Anaesthesia. 1989 Jan;44(1):19-21. doi: 10.1111/j.1365-2044.1989.tb11090.x.
The effects of different techniques of exsanguination of the upper arm during intravenous regional anaesthesia on prilocaine plasma concentrations, quality of anaesthesia, toxic symptoms after deflation of the tourniquet and injection pressure of the anaesthetic were studied in 10 healthy male volunteers. The nondominant arm was exsanguinated using either Esmarch's bandage or elevation of the arm for 2 minutes plus arterial occlusion by compression of the brachial artery. The injection pressure after the prilocaine dose (3 mg/kg) was significantly higher in the elevation group (maximally 98 mmHg). There were no statistically significant differences in the onset of, or recovery from, anaesthesia between the groups. Various mild toxic symptoms were experienced in the central nervous system after deflation of the tourniquet. However, there was no correlation between the two techniques and the degree of severity of the toxic symptoms. The highest single venous plasma concentration (total) of prilocaine was 2.3 micrograms/ml measured from the contralateral cubital vein (elevation group, 2 minutes). The differences in prilocaine concentrations between the groups were not statistically significant.
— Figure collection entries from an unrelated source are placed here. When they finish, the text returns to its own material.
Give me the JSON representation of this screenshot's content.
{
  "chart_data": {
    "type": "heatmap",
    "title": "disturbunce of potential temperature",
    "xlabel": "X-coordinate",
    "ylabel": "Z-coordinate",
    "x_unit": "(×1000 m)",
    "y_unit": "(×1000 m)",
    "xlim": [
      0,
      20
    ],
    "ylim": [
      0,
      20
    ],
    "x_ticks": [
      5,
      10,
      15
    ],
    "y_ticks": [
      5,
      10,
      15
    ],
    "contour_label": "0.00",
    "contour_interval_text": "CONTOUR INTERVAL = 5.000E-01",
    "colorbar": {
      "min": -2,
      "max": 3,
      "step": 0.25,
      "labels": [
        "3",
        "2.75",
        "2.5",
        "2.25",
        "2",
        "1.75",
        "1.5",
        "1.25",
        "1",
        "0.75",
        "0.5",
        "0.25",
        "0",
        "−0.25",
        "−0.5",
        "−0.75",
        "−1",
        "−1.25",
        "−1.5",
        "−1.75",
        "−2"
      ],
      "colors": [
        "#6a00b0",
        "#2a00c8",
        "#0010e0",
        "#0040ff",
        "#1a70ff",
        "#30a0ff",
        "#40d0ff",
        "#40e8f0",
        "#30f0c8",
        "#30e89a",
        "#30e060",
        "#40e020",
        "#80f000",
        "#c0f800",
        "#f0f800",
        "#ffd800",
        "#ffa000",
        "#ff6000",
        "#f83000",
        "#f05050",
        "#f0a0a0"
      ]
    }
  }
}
在10名健康男性志愿者中,研究了静脉区域麻醉期间上臂不同放血技术对丙胺卡因血浆浓度、麻醉质量、止血带放气后的毒性症状以及麻醉剂注射压力的影响。非优势臂使用Esmarch绷带或抬高手臂2分钟并通过压迫肱动脉进行动脉闭塞来放血。丙胺卡因剂量(3mg/kg)后的注射压力在抬高组中显著更高(最高98mmHg)。两组之间麻醉的起效或恢复没有统计学上的显著差异。止血带放气后,中枢神经系统出现了各种轻度毒性症状。然而,两种技术与毒性症状的严重程度之间没有相关性。从对侧肘静脉(抬高组,2分钟)测得的丙胺卡因最高单次静脉血浆浓度(总计)为2.3微克/毫升。两组之间丙胺卡因浓度的差异没有统计学意义。